(b) Let the particle moves toward right with velocity $6\, m/s$. Due to retardation after time ${t_1}$ its velocity becomes zero.

From $v = u – a\,t$==> $0 = 6 – 2 \times {t_1}$ ==> ${t_1} = 3\,\sec $

But retardation works on it for $4 \,sec$. It means after reaching point $A$ direction of motion get reversed and acceleration works on the particle for next one second.

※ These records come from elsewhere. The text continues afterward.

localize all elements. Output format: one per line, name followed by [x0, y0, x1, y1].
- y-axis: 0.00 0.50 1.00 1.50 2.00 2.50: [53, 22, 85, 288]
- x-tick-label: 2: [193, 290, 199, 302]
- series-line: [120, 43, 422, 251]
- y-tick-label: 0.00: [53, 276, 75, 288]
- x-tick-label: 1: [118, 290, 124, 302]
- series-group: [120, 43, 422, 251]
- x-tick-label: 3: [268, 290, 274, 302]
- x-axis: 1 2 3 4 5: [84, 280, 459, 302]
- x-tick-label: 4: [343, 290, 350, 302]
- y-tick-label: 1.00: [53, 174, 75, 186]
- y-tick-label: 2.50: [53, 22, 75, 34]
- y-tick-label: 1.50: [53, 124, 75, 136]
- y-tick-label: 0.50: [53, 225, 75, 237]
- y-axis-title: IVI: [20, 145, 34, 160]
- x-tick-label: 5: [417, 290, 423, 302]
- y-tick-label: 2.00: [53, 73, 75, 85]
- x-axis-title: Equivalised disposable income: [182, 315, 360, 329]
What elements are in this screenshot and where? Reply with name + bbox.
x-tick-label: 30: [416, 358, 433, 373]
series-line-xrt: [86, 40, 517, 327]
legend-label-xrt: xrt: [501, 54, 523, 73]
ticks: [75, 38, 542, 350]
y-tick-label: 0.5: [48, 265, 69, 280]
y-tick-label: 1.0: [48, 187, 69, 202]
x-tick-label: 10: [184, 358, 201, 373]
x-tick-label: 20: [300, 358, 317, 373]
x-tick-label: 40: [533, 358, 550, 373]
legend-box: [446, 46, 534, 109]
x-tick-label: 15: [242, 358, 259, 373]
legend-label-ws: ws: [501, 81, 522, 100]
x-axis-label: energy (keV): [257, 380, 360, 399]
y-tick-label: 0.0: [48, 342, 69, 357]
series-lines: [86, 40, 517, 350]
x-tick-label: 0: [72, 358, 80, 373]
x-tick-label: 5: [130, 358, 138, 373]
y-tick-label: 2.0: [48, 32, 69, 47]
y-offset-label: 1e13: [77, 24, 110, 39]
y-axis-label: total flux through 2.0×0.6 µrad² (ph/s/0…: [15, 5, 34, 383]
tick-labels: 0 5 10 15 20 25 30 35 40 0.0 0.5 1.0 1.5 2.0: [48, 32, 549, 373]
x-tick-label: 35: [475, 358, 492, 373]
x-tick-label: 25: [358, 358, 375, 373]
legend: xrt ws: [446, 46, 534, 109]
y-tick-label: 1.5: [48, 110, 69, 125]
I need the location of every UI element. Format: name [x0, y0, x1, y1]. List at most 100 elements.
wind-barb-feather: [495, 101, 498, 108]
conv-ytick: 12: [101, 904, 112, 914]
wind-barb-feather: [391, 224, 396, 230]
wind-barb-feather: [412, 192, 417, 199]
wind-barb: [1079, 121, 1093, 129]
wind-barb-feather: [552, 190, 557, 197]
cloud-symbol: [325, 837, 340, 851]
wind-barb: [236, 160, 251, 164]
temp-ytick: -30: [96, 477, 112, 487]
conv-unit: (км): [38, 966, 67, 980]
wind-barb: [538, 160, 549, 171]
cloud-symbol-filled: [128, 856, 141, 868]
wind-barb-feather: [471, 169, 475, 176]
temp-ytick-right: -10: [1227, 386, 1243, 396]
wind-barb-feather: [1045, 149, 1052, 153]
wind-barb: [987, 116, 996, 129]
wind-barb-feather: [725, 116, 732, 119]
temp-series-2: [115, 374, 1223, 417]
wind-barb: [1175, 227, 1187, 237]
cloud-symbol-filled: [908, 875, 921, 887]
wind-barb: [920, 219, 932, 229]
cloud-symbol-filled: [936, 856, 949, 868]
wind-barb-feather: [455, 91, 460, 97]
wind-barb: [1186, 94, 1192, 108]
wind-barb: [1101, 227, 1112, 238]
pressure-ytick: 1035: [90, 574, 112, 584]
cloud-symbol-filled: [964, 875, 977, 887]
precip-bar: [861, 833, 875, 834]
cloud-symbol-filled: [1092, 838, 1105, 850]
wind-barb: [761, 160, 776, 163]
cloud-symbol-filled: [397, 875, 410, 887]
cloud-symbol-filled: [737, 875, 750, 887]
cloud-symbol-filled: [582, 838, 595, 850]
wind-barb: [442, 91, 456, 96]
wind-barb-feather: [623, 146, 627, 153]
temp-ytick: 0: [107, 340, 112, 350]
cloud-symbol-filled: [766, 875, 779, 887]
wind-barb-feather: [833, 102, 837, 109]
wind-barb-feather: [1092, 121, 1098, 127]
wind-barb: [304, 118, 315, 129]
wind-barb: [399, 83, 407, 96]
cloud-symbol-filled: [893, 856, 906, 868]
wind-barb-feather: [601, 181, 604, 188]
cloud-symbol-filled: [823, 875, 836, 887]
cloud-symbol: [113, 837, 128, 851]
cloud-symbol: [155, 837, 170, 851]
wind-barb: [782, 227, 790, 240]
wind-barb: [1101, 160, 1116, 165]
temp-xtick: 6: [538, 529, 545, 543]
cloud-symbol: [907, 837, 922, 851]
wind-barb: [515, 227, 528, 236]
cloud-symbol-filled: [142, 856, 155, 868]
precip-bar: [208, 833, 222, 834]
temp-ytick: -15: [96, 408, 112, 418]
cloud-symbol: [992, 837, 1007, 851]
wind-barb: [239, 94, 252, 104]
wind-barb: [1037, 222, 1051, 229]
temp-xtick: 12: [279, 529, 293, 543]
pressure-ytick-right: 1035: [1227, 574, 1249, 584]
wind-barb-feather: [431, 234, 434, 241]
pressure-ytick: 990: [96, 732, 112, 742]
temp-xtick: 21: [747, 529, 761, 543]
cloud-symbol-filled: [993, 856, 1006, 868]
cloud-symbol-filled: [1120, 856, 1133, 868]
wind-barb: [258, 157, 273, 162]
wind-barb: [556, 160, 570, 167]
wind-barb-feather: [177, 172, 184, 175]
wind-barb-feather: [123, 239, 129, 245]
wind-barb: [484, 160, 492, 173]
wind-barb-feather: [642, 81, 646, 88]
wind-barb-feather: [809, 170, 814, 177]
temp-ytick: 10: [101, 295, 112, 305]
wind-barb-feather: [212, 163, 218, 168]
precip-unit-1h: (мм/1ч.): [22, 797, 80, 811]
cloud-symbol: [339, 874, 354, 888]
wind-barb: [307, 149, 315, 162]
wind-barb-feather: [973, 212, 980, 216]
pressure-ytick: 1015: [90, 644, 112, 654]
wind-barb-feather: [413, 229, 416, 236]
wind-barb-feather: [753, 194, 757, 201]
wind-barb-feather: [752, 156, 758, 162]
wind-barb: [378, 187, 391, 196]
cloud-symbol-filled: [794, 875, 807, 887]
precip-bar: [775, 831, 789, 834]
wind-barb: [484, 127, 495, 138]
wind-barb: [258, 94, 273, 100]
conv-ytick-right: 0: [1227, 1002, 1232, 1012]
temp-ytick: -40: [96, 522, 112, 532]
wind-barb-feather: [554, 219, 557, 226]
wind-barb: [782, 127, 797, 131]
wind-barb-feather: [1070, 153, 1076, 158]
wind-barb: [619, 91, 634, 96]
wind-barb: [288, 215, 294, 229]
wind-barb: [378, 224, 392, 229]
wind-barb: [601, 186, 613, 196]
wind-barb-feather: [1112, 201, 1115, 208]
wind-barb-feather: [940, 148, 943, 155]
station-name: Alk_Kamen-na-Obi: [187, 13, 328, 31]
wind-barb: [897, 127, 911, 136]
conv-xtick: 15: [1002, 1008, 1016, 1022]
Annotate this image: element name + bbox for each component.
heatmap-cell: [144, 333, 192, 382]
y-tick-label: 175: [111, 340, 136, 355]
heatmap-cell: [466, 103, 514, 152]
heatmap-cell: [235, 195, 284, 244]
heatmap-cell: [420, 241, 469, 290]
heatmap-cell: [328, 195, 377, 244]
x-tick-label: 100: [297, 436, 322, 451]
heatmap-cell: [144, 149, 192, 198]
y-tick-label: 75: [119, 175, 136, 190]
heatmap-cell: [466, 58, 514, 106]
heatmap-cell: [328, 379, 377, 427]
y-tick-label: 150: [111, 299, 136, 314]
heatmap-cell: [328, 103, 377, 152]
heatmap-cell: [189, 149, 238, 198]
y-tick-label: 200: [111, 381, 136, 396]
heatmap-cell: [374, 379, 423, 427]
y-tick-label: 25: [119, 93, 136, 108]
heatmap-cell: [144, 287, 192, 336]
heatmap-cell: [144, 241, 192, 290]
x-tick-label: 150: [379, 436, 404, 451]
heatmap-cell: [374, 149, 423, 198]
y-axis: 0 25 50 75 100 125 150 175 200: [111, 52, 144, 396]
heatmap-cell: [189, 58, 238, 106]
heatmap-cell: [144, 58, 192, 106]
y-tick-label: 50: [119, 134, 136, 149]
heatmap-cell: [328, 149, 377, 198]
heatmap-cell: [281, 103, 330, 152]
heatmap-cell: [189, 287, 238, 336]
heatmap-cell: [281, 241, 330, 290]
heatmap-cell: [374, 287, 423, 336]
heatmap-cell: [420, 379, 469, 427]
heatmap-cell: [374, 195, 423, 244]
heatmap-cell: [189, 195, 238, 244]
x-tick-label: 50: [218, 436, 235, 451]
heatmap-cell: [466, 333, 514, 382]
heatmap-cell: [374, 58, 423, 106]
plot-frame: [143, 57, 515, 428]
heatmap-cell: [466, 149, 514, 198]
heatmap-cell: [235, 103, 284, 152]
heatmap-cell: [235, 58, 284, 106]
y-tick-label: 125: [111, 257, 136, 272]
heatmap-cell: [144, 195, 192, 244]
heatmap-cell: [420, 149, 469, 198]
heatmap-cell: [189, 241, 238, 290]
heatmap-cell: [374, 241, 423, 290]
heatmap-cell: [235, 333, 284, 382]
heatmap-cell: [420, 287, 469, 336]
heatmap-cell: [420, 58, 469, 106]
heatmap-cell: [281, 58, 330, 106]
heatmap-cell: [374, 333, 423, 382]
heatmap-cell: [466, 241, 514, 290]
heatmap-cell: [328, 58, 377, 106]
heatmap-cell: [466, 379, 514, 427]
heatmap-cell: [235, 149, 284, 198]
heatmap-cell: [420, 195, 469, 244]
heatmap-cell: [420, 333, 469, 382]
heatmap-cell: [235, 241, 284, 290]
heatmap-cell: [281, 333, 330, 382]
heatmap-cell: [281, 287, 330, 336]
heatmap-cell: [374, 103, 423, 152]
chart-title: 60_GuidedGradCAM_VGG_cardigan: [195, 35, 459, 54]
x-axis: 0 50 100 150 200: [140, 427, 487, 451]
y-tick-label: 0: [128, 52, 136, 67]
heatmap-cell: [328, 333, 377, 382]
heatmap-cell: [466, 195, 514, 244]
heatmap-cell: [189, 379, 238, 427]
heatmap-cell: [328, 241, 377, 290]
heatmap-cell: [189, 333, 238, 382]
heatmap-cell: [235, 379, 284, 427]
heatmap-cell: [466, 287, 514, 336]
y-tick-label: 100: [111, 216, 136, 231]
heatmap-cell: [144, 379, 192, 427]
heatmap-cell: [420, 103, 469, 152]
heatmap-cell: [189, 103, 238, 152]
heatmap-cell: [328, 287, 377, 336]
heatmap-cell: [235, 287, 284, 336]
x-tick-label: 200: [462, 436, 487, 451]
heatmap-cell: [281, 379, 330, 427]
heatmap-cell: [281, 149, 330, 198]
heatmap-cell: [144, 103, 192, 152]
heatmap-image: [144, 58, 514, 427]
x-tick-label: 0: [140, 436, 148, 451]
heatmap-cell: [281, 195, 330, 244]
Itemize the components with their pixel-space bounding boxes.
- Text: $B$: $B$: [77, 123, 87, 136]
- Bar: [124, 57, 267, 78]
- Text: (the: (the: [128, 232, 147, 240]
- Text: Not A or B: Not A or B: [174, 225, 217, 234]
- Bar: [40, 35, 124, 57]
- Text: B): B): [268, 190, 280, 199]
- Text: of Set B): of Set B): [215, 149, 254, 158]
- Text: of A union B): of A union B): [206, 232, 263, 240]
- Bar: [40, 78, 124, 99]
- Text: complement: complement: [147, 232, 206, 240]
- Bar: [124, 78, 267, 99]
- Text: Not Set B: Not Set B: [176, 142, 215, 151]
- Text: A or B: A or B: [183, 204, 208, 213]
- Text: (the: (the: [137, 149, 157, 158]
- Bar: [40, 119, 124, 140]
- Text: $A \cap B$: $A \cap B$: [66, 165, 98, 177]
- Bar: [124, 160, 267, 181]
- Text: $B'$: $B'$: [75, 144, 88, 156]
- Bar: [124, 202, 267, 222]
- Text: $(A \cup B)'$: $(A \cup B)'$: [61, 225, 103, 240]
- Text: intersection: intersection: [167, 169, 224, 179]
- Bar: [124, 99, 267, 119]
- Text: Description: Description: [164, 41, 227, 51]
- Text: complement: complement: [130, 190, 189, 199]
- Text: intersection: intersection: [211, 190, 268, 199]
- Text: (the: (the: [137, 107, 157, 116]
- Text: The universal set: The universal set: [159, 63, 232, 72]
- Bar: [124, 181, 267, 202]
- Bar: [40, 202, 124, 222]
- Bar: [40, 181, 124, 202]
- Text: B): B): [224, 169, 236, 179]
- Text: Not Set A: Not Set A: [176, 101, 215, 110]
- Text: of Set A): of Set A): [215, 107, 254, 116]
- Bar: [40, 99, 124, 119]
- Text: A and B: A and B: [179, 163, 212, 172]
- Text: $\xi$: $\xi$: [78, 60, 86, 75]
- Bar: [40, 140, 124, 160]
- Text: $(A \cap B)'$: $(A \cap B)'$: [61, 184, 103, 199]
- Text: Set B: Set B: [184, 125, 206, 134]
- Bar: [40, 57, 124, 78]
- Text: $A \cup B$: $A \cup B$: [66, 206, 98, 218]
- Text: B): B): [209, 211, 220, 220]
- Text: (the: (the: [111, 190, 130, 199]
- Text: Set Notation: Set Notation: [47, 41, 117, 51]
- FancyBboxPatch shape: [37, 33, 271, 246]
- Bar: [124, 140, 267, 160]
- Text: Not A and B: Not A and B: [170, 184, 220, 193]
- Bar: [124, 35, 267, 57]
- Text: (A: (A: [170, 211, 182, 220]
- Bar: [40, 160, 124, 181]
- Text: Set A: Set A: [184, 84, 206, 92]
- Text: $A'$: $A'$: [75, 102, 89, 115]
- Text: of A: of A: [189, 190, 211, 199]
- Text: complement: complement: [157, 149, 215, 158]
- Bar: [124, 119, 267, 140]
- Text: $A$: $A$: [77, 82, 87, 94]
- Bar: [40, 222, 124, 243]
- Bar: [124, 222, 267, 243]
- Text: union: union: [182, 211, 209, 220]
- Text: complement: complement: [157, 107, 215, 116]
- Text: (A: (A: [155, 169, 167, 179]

${S_{OA}} = u\,{t_1} – \frac{1}{2}a\,t_1^2$$ = 6 \times 3 – \frac{1}{2}(2)\;{(3)^2} = 18 – 9 = 9m$

${S_{AB}} = \frac{1}{2} \times 2 \times {(1)^2} = 1m$

$\therefore $ ${S_{BC}} = {S_{0A}} – {S_{AB}}$ $ = 9 – 1$$ = 8m$

Now velocity of the particle at point $B$ in return journey

$v = 0 + 2 \times 1$$ = 2m/s$

In return journey from $B$ to $C$, particle moves with constant velocity $2 m/s$ to cover the distance $8m$.

Time taken $ = \frac{{{\rm{Distance }}}}{{{\rm{Velocity}}}} = \frac{8}{2} = 4\sec $

Total time taken by particle to return at point 0 is ==>$T = {t_{0A}} + {t_{AB}} + {t_{BC}}$$ = 3 + 1 + 4 = 8\sec $.